Picture a large, white horse coming out of this door...

Of course I had the gate to the street wide open, so I squealed in a panic and asked Sierra to try to get him back inside while I ran and shut the gate.

We found some twine and snugged up the little side gate to the chute on his run, locking it down.

Then this morning I went to let them out and Lily had gotten herself into the other chute and couldn't back herself back into her run. And first I didn't understand why she was stuck, until I realized she couldn't turn around or back up. Really? Horses really won't back up on their own? Lord knows how long she was stuck there, poor thing, feeling trapped by her own curiosity.

Girl, I know how you feel.

It took a minute, but working together we got her back in her run, where she went back to her remaining hay. I locked down her gate too.

See that far chute? That's where she was stuck...

Poor girl. Hopefully this is the last of the squeeze plays around here...

Friday, April 26, 2013

Quick shot

Doesn't she look happy? Or appalled?

Tuesday, April 23, 2013

What we know about Cotton

Cotton has a very distintict personality.He is a lover, comes right up for petting, but is not that enamored with being ridden. I'm not sure how much riding he has had in the last few months although one of his initial problems - moving while mounting - is gone. He was a terrible mover when I tried to mount him the first time a few months ago, but I worked on him in the round pen that day. No way I fixed him in that brief session, so I guess our friend K tuned up that part of things.

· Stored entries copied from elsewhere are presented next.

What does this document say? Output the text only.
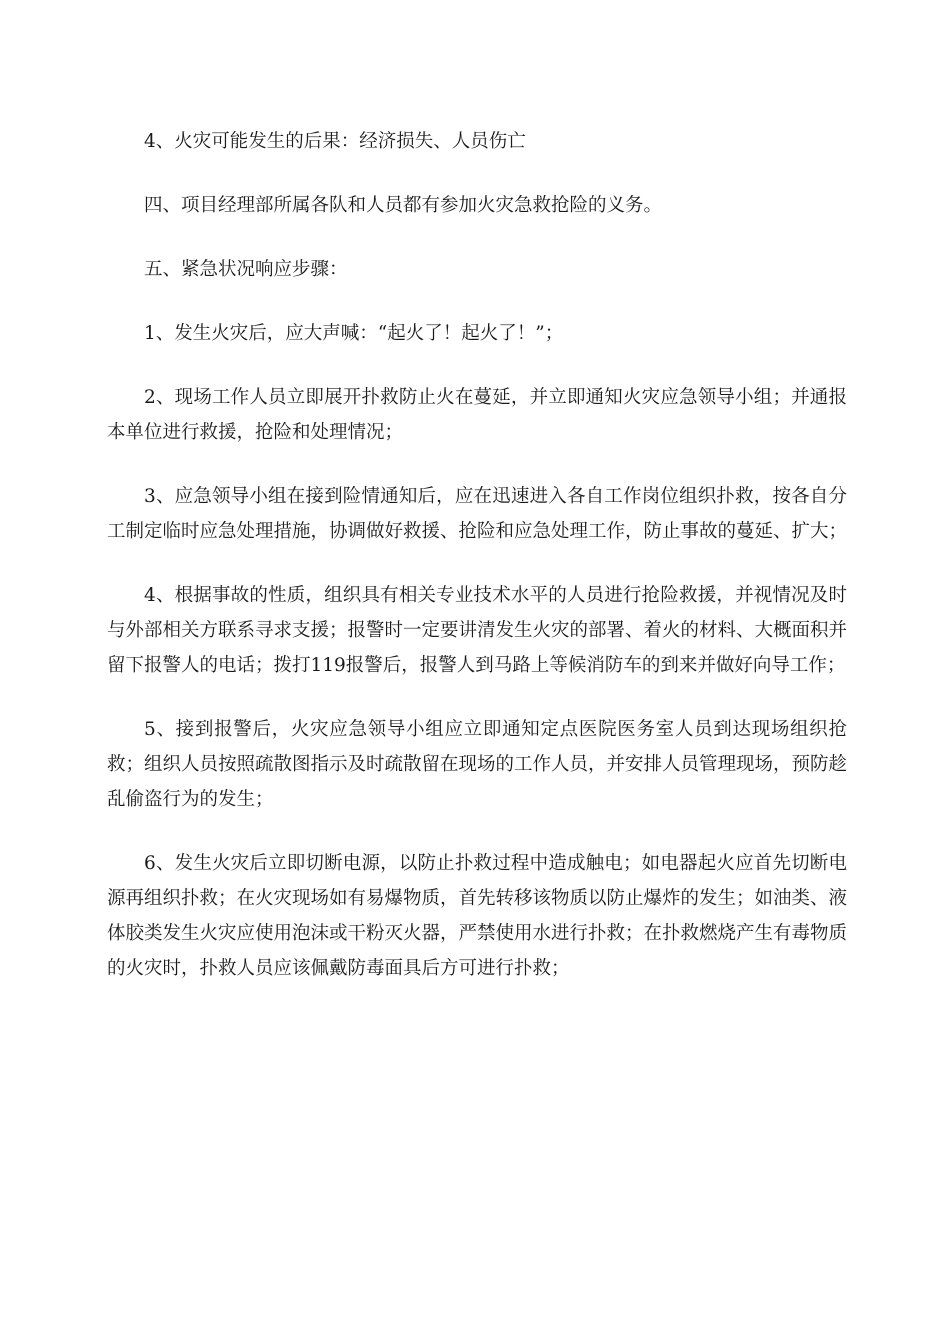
4、火灾可能发生的后果：经济损失、人员伤亡

四、项目经理部所属各队和人员都有参加火灾急救抢险的义务。

五、紧急状况响应步骤：

1、发生火灾后，应大声喊：“起火了！起火了！”；

2、现场工作人员立即展开扑救防止火在蔓延，并立即通知火灾应急领导小组；并通报本单位进行救援，抢险和处理情况；

3、应急领导小组在接到险情通知后，应在迅速进入各自工作岗位组织扑救，按各自分工制定临时应急处理措施，协调做好救援、抢险和应急处理工作，防止事故的蔓延、扩大；

4、根据事故的性质，组织具有相关专业技术水平的人员进行抢险救援，并视情况及时与外部相关方联系寻求支援；报警时一定要讲清发生火灾的部署、着火的材料、大概面积并留下报警人的电话；拨打119报警后，报警人到马路上等候消防车的到来并做好向导工作；

5、接到报警后，火灾应急领导小组应立即通知定点医院医务室人员到达现场组织抢救；组织人员按照疏散图指示及时疏散留在现场的工作人员，并安排人员管理现场，预防趁乱偷盗行为的发生；

6、发生火灾后立即切断电源，以防止扑救过程中造成触电；如电器起火应首先切断电源再组织扑救；在火灾现场如有易爆物质，首先转移该物质以防止爆炸的发生；如油类、液体胶类发生火灾应使用泡沫或干粉灭火器，严禁使用水进行扑救；在扑救燃烧产生有毒物质的火灾时，扑救人员应该佩戴防毒面具后方可进行扑救；
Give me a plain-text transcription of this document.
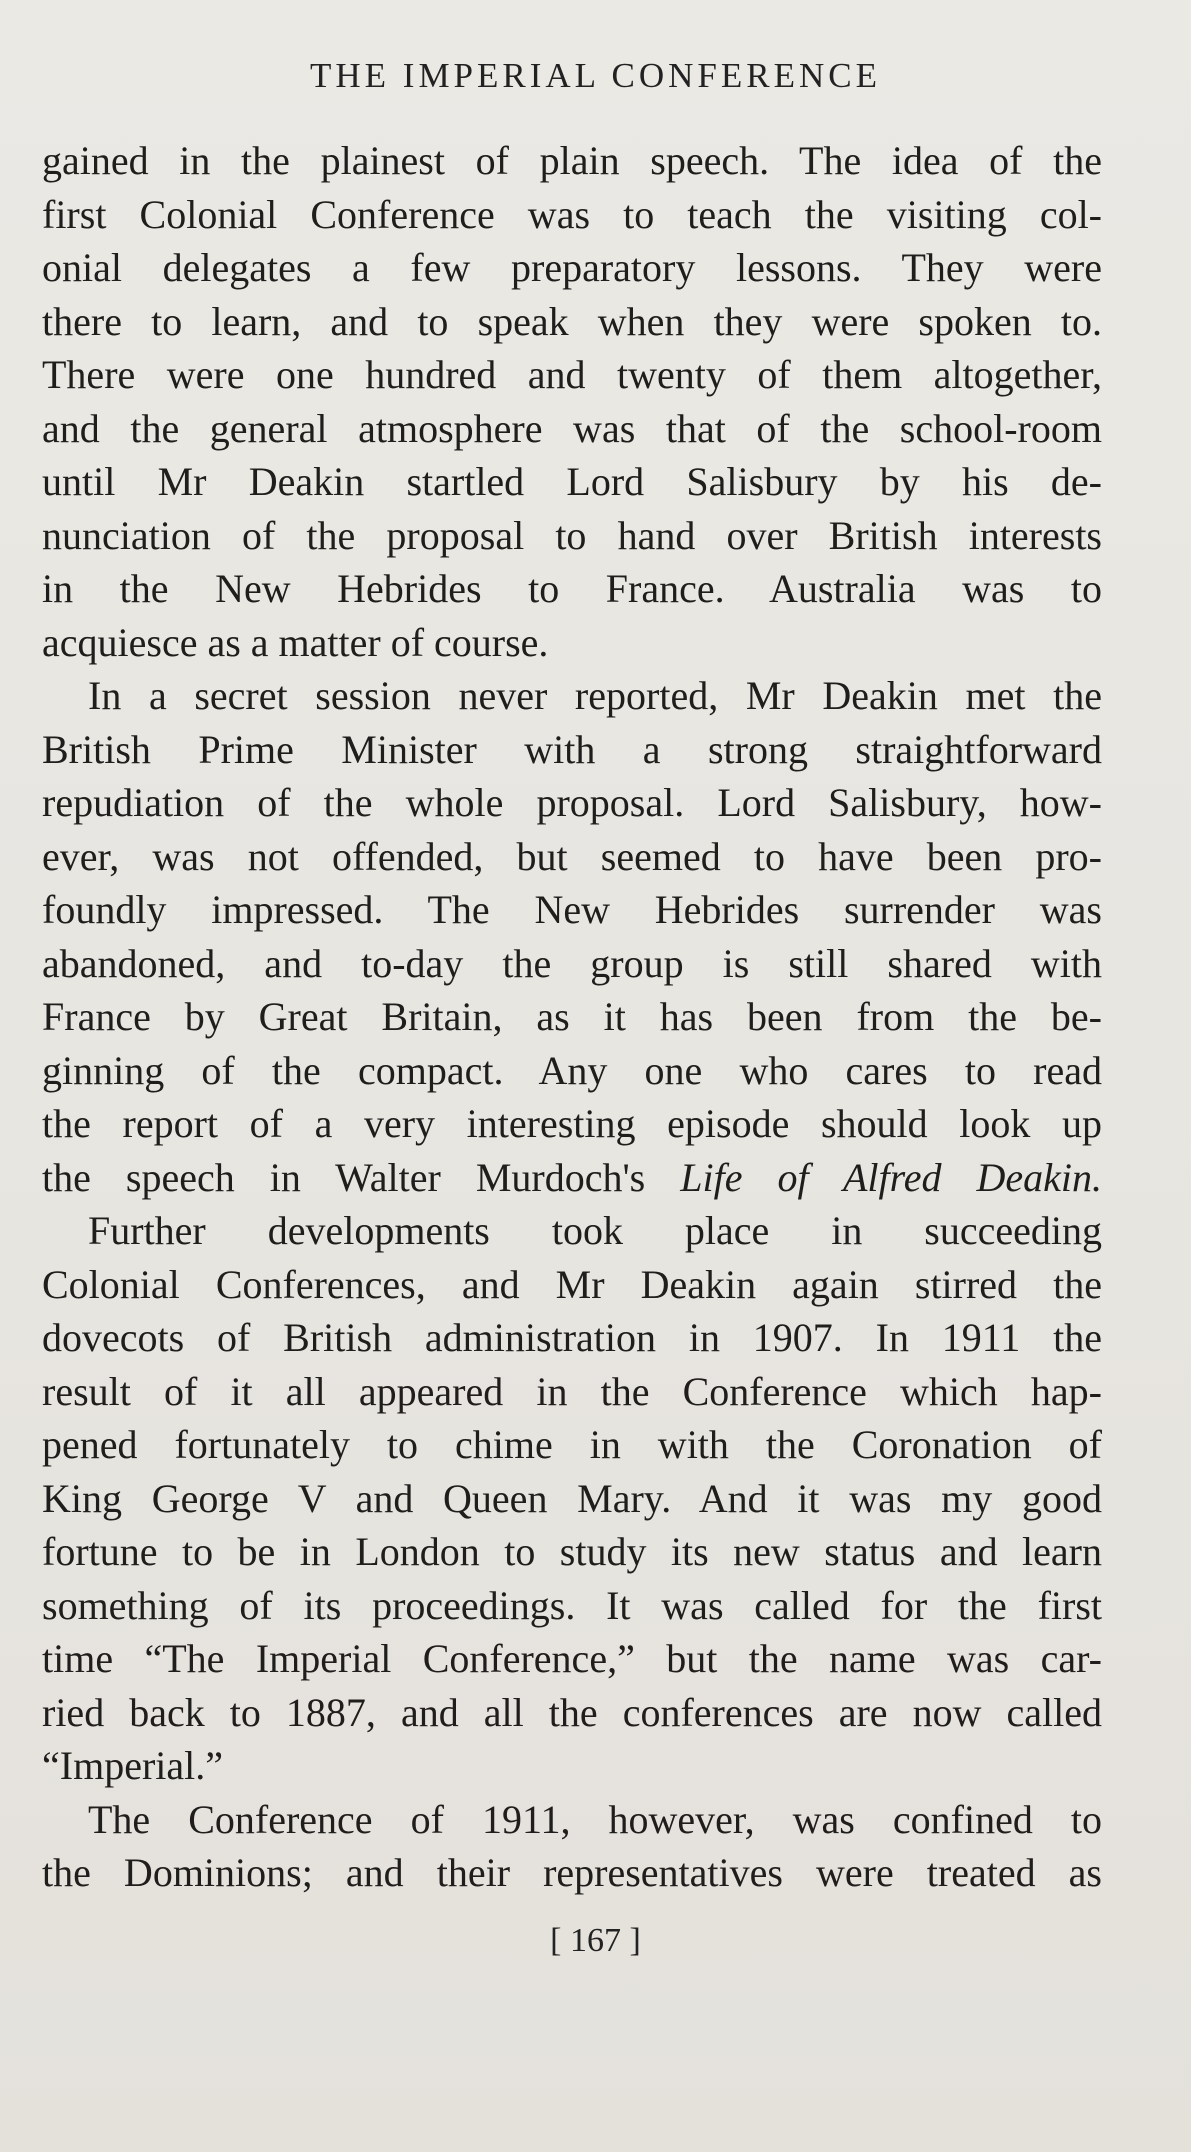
THE IMPERIAL CONFERENCE
gained in the plainest of plain speech. The idea of the
first Colonial Conference was to teach the visiting col-
onial delegates a few preparatory lessons. They were
there to learn, and to speak when they were spoken to.
There were one hundred and twenty of them altogether,
and the general atmosphere was that of the school-room
until Mr Deakin startled Lord Salisbury by his de-
nunciation of the proposal to hand over British interests
in the New Hebrides to France. Australia was to
acquiesce as a matter of course.
In a secret session never reported, Mr Deakin met the
British Prime Minister with a strong straightforward
repudiation of the whole proposal. Lord Salisbury, how-
ever, was not offended, but seemed to have been pro-
foundly impressed. The New Hebrides surrender was
abandoned, and to-day the group is still shared with
France by Great Britain, as it has been from the be-
ginning of the compact. Any one who cares to read
the report of a very interesting episode should look up
the speech in Walter Murdoch's Life of Alfred Deakin.
Further developments took place in succeeding
Colonial Conferences, and Mr Deakin again stirred the
dovecots of British administration in 1907. In 1911 the
result of it all appeared in the Conference which hap-
pened fortunately to chime in with the Coronation of
King George V and Queen Mary. And it was my good
fortune to be in London to study its new status and learn
something of its proceedings. It was called for the first
time “The Imperial Conference,” but the name was car-
ried back to 1887, and all the conferences are now called
“Imperial.”
The Conference of 1911, however, was confined to
the Dominions; and their representatives were treated as
[ 167 ]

We had to work on horse catching 101 in one of our first sessions. Then Sierra had a round pen session. When we first met Cotton, he didn't know much about round penning. He is a fast learner, and sensitive to signals. He is also the most spook free horse I've met, short of Cody, the wonder horse.

He is my daughter and husband's horse, he will need me to clean up a few things, but we are just looking for a trail horse. So far it looks like he will fit that role very well. I could fall in love, but ... I am standing on the sidelines, making the room for the bond with Sierra. He was trained by a teenage girl, and I think he really gravitates to Sierra.

Then there is this "capable" thing. I was warned that he would 'service our mare.'. How is that possible, I asked. Isn't he gelded?

They shrugged. He's gelded. And yet he can fire blanks, apparently. Explanations, anyone?

Our barn is settling into a routine of sorts. Lily seems to like her gelding and has gone to second position in their herd of two. It's funny to see her go up and down in the hierarchy of different herds. I don't think she's ever happy being high in the herd, she always seems annoyed when she's in charge.

I hope to ride tomorrow. It's been busy at work, but everyday I hug my horse, every day I see her, everyday I catch a glimpse across the road or my copper girl, head down, grazing like there is no tomorrow.

Life is good.

Monday, April 22, 2013

Crib Notes (over on my other blog)

FYI, I'm posting on my crib notes blog again. In case you're interested, you can find the latest post  here.

I'm keeping this blog horsecentric, since I have so much horse news these days, but I'll let you know when I have a new post over yonder. :)

Saturday, April 20, 2013

Promise kept. Part 2

It's not much of an exaggeration to call it love at first sight. Lily and Cotton immediately latched on to one another and bonded on the trailer ride home. We put them in separate pens for safety's sake, but it was clear we had nothing to worry about.

Except for a gelding, Cotton seems rather... Capable. More on that later.

Cotton is a palomino Tennessee walker / quarter cross. DH's best friend has had him a while, but he's getting beat up by the herd. He is a bit on the slow side (I don't like the term lazy) and pretty calm. Doesn't really spook. But he is a young thing, and not finished. But he is good for trails as long as he has a friend.

And he is a lover. Meets you at the gate. Follows you around like a puppy. Beautiful,expressive eyes. Sensitive but not overly so. A bit of a tweenager.

We are all quite smitten.

I'm sure he will be blogging in no time.